I used to call my quilt style “Pop-art Quilting,” asking for folks to recognize the history of portraiture in art and specific pop art But of late, I have been going away from that as a term since I am not working concerning aesthetics and concepts of the 50s-70s. However, many underlying notions are present, like elevating the daily experience and the “everyman” as subject and viewer. My most giant soapbox over the past few years is that: “quilts are sculpture” That is why I am working with an anamorphic perspective, to force the viewer to move around the object and direct the experience to that of sculpture where it has to be perceived from multiple vantage points to be understood fully.
What does modern quilting mean to you? What is the future of quilting?
“Modern” is a hard word to quantify since 100 years ago, it was what all art made was called, and now that art is old. Haha. Not to be pedantic, to say that in quilting, like the rest of “art,” there is a personality crisis between craftmanship and the big white room museum/gallery concept. In the future of quilting, I hope to be like a tributary into the river of “art” so we can all understand art in our experience rather than just in rooms that are designated art spaces.
Quilts seem to work very well as a physical metaphor—for building knowledge, relationships, a self, etc. The idea of stitching parts together into a greater whole is widely significant. Does your medium carry symbolic significance for you?

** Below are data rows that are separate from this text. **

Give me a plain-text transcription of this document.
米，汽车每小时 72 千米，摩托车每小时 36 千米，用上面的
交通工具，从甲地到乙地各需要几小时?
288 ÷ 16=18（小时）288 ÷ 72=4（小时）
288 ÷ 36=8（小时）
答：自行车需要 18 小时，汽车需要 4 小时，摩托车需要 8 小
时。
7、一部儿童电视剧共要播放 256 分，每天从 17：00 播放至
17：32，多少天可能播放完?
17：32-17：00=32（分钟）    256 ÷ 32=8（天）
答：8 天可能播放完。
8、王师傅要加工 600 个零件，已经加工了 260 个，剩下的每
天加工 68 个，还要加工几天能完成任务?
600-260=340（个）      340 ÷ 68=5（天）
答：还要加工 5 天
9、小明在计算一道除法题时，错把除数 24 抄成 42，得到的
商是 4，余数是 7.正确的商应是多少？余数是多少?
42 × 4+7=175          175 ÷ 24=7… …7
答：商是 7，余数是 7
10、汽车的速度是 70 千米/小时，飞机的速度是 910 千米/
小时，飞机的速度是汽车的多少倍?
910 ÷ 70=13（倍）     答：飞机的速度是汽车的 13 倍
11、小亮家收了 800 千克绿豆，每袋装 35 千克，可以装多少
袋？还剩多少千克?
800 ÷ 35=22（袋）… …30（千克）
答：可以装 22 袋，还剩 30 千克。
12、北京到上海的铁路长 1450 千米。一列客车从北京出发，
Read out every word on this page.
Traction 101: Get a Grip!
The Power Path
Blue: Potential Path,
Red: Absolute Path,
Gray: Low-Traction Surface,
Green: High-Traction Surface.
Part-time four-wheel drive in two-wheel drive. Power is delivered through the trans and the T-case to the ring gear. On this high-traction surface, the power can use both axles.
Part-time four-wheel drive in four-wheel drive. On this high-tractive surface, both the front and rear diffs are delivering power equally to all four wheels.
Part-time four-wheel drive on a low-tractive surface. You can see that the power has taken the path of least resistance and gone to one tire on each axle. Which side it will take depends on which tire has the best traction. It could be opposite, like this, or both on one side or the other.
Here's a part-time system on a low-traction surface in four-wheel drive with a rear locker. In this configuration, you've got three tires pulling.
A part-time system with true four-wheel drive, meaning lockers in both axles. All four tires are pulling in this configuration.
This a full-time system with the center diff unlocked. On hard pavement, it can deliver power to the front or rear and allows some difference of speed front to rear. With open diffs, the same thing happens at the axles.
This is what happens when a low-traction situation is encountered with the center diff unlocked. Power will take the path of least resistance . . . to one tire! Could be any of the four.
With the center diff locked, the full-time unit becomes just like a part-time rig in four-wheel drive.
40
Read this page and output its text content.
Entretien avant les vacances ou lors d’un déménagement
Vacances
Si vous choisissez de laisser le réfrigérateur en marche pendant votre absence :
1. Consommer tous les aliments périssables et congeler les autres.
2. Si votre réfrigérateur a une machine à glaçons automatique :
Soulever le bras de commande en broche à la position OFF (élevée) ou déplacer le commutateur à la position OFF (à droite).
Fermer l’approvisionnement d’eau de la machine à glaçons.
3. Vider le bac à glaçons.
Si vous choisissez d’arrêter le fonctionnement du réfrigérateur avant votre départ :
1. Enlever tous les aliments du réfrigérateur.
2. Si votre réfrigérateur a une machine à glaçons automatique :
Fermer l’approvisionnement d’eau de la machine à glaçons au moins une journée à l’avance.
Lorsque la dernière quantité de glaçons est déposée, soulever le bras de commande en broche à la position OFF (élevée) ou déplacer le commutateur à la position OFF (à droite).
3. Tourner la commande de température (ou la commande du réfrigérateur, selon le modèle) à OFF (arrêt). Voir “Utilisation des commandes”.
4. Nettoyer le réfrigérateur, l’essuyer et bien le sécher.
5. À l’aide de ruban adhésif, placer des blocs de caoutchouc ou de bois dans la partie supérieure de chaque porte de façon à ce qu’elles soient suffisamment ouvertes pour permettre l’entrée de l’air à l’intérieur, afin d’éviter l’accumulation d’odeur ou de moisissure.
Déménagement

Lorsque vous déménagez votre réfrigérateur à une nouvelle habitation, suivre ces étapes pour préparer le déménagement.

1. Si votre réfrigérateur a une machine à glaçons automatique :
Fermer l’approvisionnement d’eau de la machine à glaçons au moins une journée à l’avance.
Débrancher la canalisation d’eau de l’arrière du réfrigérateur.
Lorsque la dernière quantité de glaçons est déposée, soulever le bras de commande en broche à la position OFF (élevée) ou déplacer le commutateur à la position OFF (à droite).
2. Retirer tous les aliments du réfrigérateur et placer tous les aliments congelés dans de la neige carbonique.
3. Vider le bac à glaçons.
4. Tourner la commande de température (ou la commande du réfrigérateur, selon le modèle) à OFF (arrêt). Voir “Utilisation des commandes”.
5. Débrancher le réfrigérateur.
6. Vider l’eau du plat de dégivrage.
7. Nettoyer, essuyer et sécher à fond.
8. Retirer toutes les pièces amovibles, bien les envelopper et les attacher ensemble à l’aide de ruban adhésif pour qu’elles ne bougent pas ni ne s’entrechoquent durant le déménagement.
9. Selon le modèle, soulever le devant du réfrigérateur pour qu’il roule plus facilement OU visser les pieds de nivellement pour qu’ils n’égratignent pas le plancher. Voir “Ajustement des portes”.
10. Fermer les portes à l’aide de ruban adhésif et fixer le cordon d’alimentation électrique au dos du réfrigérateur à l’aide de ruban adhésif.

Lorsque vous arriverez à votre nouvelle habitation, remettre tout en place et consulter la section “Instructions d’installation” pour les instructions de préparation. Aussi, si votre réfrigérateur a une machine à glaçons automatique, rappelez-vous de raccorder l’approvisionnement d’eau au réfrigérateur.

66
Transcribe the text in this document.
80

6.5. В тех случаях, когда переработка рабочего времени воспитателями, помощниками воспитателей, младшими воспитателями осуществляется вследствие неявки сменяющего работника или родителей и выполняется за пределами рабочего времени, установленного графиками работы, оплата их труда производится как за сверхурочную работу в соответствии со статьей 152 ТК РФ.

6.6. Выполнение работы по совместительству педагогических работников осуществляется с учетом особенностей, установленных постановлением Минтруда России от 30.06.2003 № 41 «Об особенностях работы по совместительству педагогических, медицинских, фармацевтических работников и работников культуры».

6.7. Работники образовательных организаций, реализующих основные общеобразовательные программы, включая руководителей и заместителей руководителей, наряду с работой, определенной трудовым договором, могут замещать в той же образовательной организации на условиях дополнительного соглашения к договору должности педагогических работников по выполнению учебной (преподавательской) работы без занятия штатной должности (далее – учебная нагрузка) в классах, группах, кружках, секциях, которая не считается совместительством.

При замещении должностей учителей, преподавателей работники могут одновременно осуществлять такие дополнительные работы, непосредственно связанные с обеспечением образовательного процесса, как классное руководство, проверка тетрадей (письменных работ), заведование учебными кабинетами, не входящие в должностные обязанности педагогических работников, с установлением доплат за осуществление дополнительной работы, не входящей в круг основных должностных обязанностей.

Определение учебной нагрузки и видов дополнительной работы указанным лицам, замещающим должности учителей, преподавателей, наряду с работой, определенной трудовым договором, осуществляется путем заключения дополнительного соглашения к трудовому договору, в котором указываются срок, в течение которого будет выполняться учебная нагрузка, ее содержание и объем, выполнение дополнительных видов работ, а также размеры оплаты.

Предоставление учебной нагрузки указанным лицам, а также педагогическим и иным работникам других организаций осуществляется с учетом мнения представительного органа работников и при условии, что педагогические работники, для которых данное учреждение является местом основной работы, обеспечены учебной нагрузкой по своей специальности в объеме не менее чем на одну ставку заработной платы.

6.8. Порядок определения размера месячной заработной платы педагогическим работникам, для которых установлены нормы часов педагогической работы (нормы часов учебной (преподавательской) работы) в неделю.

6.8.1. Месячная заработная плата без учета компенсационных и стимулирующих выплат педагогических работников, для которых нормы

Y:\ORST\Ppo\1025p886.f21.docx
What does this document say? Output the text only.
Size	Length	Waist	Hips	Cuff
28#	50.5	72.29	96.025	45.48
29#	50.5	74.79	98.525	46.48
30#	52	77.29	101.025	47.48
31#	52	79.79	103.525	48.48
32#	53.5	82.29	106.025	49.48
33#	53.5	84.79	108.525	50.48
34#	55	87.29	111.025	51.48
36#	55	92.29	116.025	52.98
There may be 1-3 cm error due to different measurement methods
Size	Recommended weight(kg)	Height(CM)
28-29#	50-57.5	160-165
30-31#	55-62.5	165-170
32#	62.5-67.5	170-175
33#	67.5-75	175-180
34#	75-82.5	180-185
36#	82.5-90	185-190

100%, I use the language of discarded clothing and bedding to enhance the experience of a human today. For now, building something from parts discarded into a function or expertise is quilting a metaphor for sure!
How do you view the art-craft divide? What implications does it carry for your work? Does your work comment on this? What happens when you change an object’s function with a well-known historical function?
Unfortunately, this is more a product of the value gatekeepers than a fundamental divide. Like Debeers has to hide diamonds to keep the value of their inventory up, the world of selling art has to strongly dissuade new mediums not to change the market saturation and the importance of blue-chip paintings. I have done a bunch of work about this conversation. Happy to share more on this and anything you need/want.